J’entendis l'un de ces dirigeants m'indiquer que le problème
venait du fait que les collaborateurs n'étaient pas impliqués dans
l'entreprise, qu'ils avaient tous "un pied dehors", qu'ils ne
s'engageaient pas. Je lui demandais alors ce qu'il faisait pour qu'ils se sentent
chez eux, pour qu'ils soient fiers de bosser avec lui. "On ne va pas les
dorloter !" me répondit-il un peu agacé.
Je demandais à l'un de ces "managers-certains" si ses
collaborateurs, ses employés, ses fournisseurs, savaient ce qu'ils servaient en
bossant pour lui.
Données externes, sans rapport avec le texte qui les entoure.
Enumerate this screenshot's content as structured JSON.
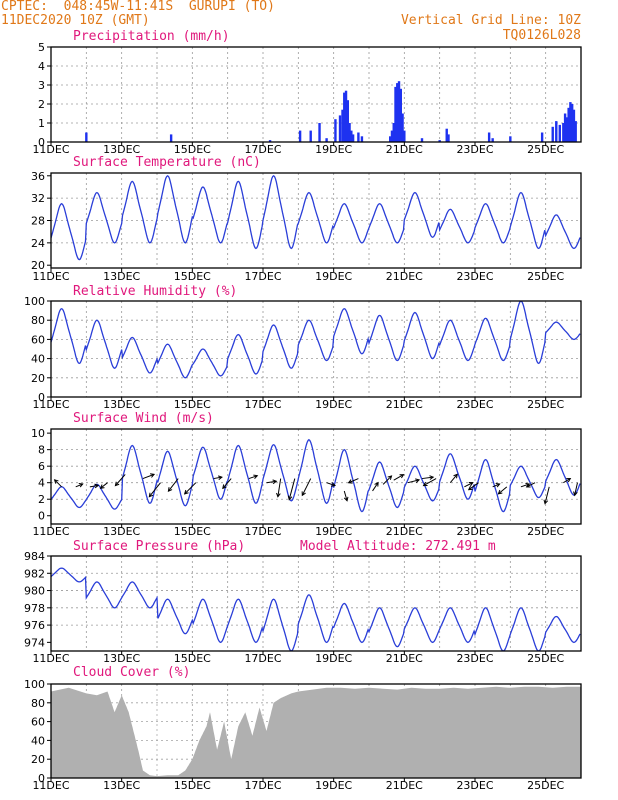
{
  "header": {
    "left_line1": "CPTEC:  048:45W-11:41S  GURUPI (TO)",
    "left_line2": "11DEC2020 10Z (GMT)",
    "right_line1": "Vertical Grid Line: 10Z",
    "right_line2": "TQ0126L028"
  },
  "colors": {
    "header": "#e07818",
    "title": "#e0187c",
    "line": "#2a3ed8",
    "precip_bar": "#1e32f0",
    "cloud_fill": "#a8a8a8",
    "grid": "#9a9a9a"
  },
  "x_tick_labels": [
    "11DEC",
    "13DEC",
    "15DEC",
    "17DEC",
    "19DEC",
    "21DEC",
    "23DEC",
    "25DEC"
  ],
  "chart_data": [
    {
      "type": "bar",
      "title": "Precipitation (mm/h)",
      "ylim": [
        0,
        5
      ],
      "yticks": [
        "0",
        "1",
        "2",
        "3",
        "4",
        "5"
      ],
      "grid": true,
      "points": [
        [
          1.0,
          0.5
        ],
        [
          3.4,
          0.4
        ],
        [
          6.2,
          0.1
        ],
        [
          7.05,
          0.6
        ],
        [
          7.35,
          0.6
        ],
        [
          7.6,
          1.0
        ],
        [
          7.8,
          0.2
        ],
        [
          8.05,
          1.2
        ],
        [
          8.18,
          1.4
        ],
        [
          8.25,
          1.7
        ],
        [
          8.3,
          2.6
        ],
        [
          8.35,
          2.7
        ],
        [
          8.4,
          2.2
        ],
        [
          8.45,
          1.0
        ],
        [
          8.5,
          0.6
        ],
        [
          8.55,
          0.4
        ],
        [
          8.7,
          0.5
        ],
        [
          8.8,
          0.3
        ],
        [
          9.6,
          0.3
        ],
        [
          9.65,
          0.6
        ],
        [
          9.7,
          1.0
        ],
        [
          9.75,
          2.9
        ],
        [
          9.8,
          3.1
        ],
        [
          9.85,
          3.2
        ],
        [
          9.9,
          2.8
        ],
        [
          9.95,
          1.5
        ],
        [
          10.0,
          0.6
        ],
        [
          10.5,
          0.2
        ],
        [
          11.0,
          0.1
        ],
        [
          11.2,
          0.7
        ],
        [
          11.25,
          0.4
        ],
        [
          12.4,
          0.5
        ],
        [
          12.5,
          0.2
        ],
        [
          13.0,
          0.3
        ],
        [
          13.9,
          0.5
        ],
        [
          14.2,
          0.8
        ],
        [
          14.3,
          1.1
        ],
        [
          14.4,
          0.9
        ],
        [
          14.5,
          1.0
        ],
        [
          14.55,
          1.5
        ],
        [
          14.6,
          1.3
        ],
        [
          14.65,
          1.8
        ],
        [
          14.7,
          2.1
        ],
        [
          14.75,
          2.0
        ],
        [
          14.8,
          1.7
        ],
        [
          14.85,
          1.1
        ]
      ]
    },
    {
      "type": "line",
      "title": "Surface Temperature (nC)",
      "ylim": [
        19.5,
        36.5
      ],
      "yticks": [
        "20",
        "24",
        "28",
        "32",
        "36"
      ],
      "grid": true,
      "diurnal": {
        "min": [
          21,
          24,
          24,
          24,
          24,
          23,
          23,
          24,
          24,
          24,
          25,
          24,
          24,
          23,
          23
        ],
        "max": [
          31,
          33,
          35,
          36,
          34,
          35,
          36,
          33,
          31,
          31,
          33,
          30,
          31,
          33,
          29
        ]
      }
    },
    {
      "type": "line",
      "title": "Relative Humidity (%)",
      "ylim": [
        0,
        100
      ],
      "yticks": [
        "0",
        "20",
        "40",
        "60",
        "80",
        "100"
      ],
      "grid": true,
      "diurnal": {
        "min": [
          35,
          30,
          25,
          20,
          22,
          24,
          30,
          38,
          45,
          38,
          40,
          38,
          38,
          35,
          60
        ],
        "max": [
          92,
          80,
          62,
          55,
          50,
          65,
          75,
          80,
          92,
          85,
          88,
          80,
          82,
          100,
          78
        ]
      }
    },
    {
      "type": "line",
      "title": "Surface Wind (m/s)",
      "ylim": [
        -1,
        10.5
      ],
      "yticks": [
        "0",
        "2",
        "4",
        "6",
        "8",
        "10"
      ],
      "grid": true,
      "diurnal": {
        "min": [
          1.0,
          0.8,
          1.5,
          1.2,
          2.0,
          1.5,
          1.8,
          1.5,
          0.5,
          1.0,
          1.8,
          2.0,
          0.5,
          2.2,
          2.5
        ],
        "max": [
          3.5,
          3.8,
          8.5,
          7.8,
          8.3,
          8.5,
          8.6,
          9.2,
          8.0,
          6.5,
          6.0,
          7.5,
          6.8,
          6.0,
          6.8
        ]
      },
      "wind_arrows": [
        [
          0.3,
          3.5,
          -0.5,
          0.5
        ],
        [
          0.7,
          3.5,
          0.5,
          0.2
        ],
        [
          1.1,
          3.5,
          0.6,
          0.1
        ],
        [
          1.6,
          4.0,
          -0.5,
          -0.4
        ],
        [
          2.1,
          5.0,
          -0.7,
          -0.8
        ],
        [
          2.6,
          4.5,
          0.8,
          0.3
        ],
        [
          3.1,
          4.0,
          -0.8,
          -1.0
        ],
        [
          3.6,
          4.5,
          -0.7,
          -0.9
        ],
        [
          4.1,
          4.0,
          -0.8,
          -0.8
        ],
        [
          4.6,
          4.5,
          0.6,
          0.1
        ],
        [
          5.1,
          4.5,
          -0.6,
          -0.7
        ],
        [
          5.6,
          4.5,
          0.6,
          0.2
        ],
        [
          6.1,
          4.0,
          0.7,
          0.1
        ],
        [
          6.5,
          4.5,
          -0.2,
          -1.3
        ],
        [
          6.9,
          4.5,
          -0.4,
          -1.5
        ],
        [
          7.35,
          4.5,
          -0.6,
          -1.2
        ],
        [
          7.8,
          4.0,
          0.6,
          -0.2
        ],
        [
          8.3,
          3.0,
          0.2,
          -0.7
        ],
        [
          8.7,
          4.5,
          -0.7,
          -0.3
        ],
        [
          9.1,
          3.0,
          0.4,
          0.6
        ],
        [
          9.4,
          3.8,
          0.6,
          0.6
        ],
        [
          9.7,
          4.3,
          0.7,
          0.4
        ],
        [
          10.1,
          4.0,
          0.8,
          0.2
        ],
        [
          10.5,
          4.5,
          0.8,
          0.1
        ],
        [
          10.9,
          4.5,
          -0.9,
          -0.5
        ],
        [
          11.3,
          4.0,
          0.5,
          0.6
        ],
        [
          11.7,
          3.5,
          0.6,
          0.3
        ],
        [
          12.1,
          4.0,
          -0.7,
          -0.5
        ],
        [
          12.5,
          3.5,
          0.5,
          0.2
        ],
        [
          12.9,
          3.5,
          -0.6,
          -0.5
        ],
        [
          13.3,
          3.5,
          0.6,
          0.2
        ],
        [
          13.7,
          4.0,
          -0.6,
          -0.3
        ],
        [
          14.1,
          3.5,
          -0.3,
          -1.2
        ],
        [
          14.5,
          4.0,
          0.5,
          0.3
        ],
        [
          14.9,
          4.0,
          -0.2,
          -0.9
        ]
      ]
    },
    {
      "type": "line",
      "title": "Surface Pressure (hPa)",
      "annotation": "Model Altitude: 272.491 m",
      "ylim": [
        973,
        984
      ],
      "yticks": [
        "974",
        "976",
        "978",
        "980",
        "982",
        "984"
      ],
      "grid": true,
      "diurnal": {
        "min": [
          981,
          978,
          978,
          975,
          974,
          974,
          973,
          974,
          974,
          973.5,
          974,
          974,
          973,
          973,
          974
        ],
        "max": [
          982.6,
          981,
          981,
          979,
          979,
          979,
          979,
          979.5,
          978.5,
          978,
          978,
          978,
          978,
          978,
          977
        ]
      }
    },
    {
      "type": "area",
      "title": "Cloud Cover (%)",
      "ylim": [
        0,
        100
      ],
      "yticks": [
        "0",
        "20",
        "40",
        "60",
        "80",
        "100"
      ],
      "grid": true,
      "points": [
        [
          0.0,
          92
        ],
        [
          0.5,
          96
        ],
        [
          1.0,
          90
        ],
        [
          1.3,
          88
        ],
        [
          1.6,
          92
        ],
        [
          1.8,
          70
        ],
        [
          2.0,
          88
        ],
        [
          2.2,
          70
        ],
        [
          2.4,
          40
        ],
        [
          2.5,
          25
        ],
        [
          2.6,
          8
        ],
        [
          2.8,
          3
        ],
        [
          3.0,
          2
        ],
        [
          3.3,
          3
        ],
        [
          3.6,
          3
        ],
        [
          3.8,
          8
        ],
        [
          4.0,
          20
        ],
        [
          4.2,
          40
        ],
        [
          4.4,
          55
        ],
        [
          4.5,
          70
        ],
        [
          4.7,
          30
        ],
        [
          4.9,
          60
        ],
        [
          5.1,
          20
        ],
        [
          5.3,
          55
        ],
        [
          5.5,
          70
        ],
        [
          5.7,
          45
        ],
        [
          5.9,
          75
        ],
        [
          6.1,
          50
        ],
        [
          6.3,
          80
        ],
        [
          6.5,
          85
        ],
        [
          6.8,
          90
        ],
        [
          7.0,
          92
        ],
        [
          7.4,
          94
        ],
        [
          7.8,
          96
        ],
        [
          8.2,
          96
        ],
        [
          8.6,
          95
        ],
        [
          9.0,
          96
        ],
        [
          9.4,
          95
        ],
        [
          9.8,
          94
        ],
        [
          10.2,
          96
        ],
        [
          10.6,
          95
        ],
        [
          11.0,
          95
        ],
        [
          11.4,
          96
        ],
        [
          11.8,
          95
        ],
        [
          12.2,
          96
        ],
        [
          12.6,
          97
        ],
        [
          13.0,
          96
        ],
        [
          13.4,
          97
        ],
        [
          13.8,
          97
        ],
        [
          14.2,
          96
        ],
        [
          14.6,
          97
        ],
        [
          15.0,
          97
        ]
      ]
    }
  ]
}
Il n'a pas eu l'air de bien comprendre ma question.
J'ai rencontré aussi des managers à l'écoute de "leurs
gens" (hommes ou femmes) et que je qualifierait d'humanistes et
pragmatiques. Ceux-là savaient pertinemment qu'on ne raisonne pas les gens
mais qu'on les rencontre. Ils savaient que l'organisation est une
assemblée de gens partagés entre un but commun et des intérêts personnels,
bousculés par des contraintes vécues différemment pas les uns et par les
autres, et pour lesquelles chacun avait des solutions, des réponses différentes
et, la plus part du temps, fort pertinentes.
Il savaient que l'intelligence était "sur le terrain",
que les intérêts se traitaient et "s'arrangeaient" à ce niveaux, que
le but commun était totalement de leur propre ressort de dirigeant, qu'ils
étaient les garants de la philosophie de l'organisation. Ils témoignaient peu
ou prou de la vision de leur entreprise, ou organisation, comme d'une sorte
d'immense famille pleine d'émotions, d'affections, de haines et de violences,
de douceurs et surtout d'intelligences pratiques. Ils la savaient être un
"organisme" vivant. Ils savaient que l'harmonie de l'ensemble faisait
dynamique pour l'organisation, et que c'était là le cœur de leur job.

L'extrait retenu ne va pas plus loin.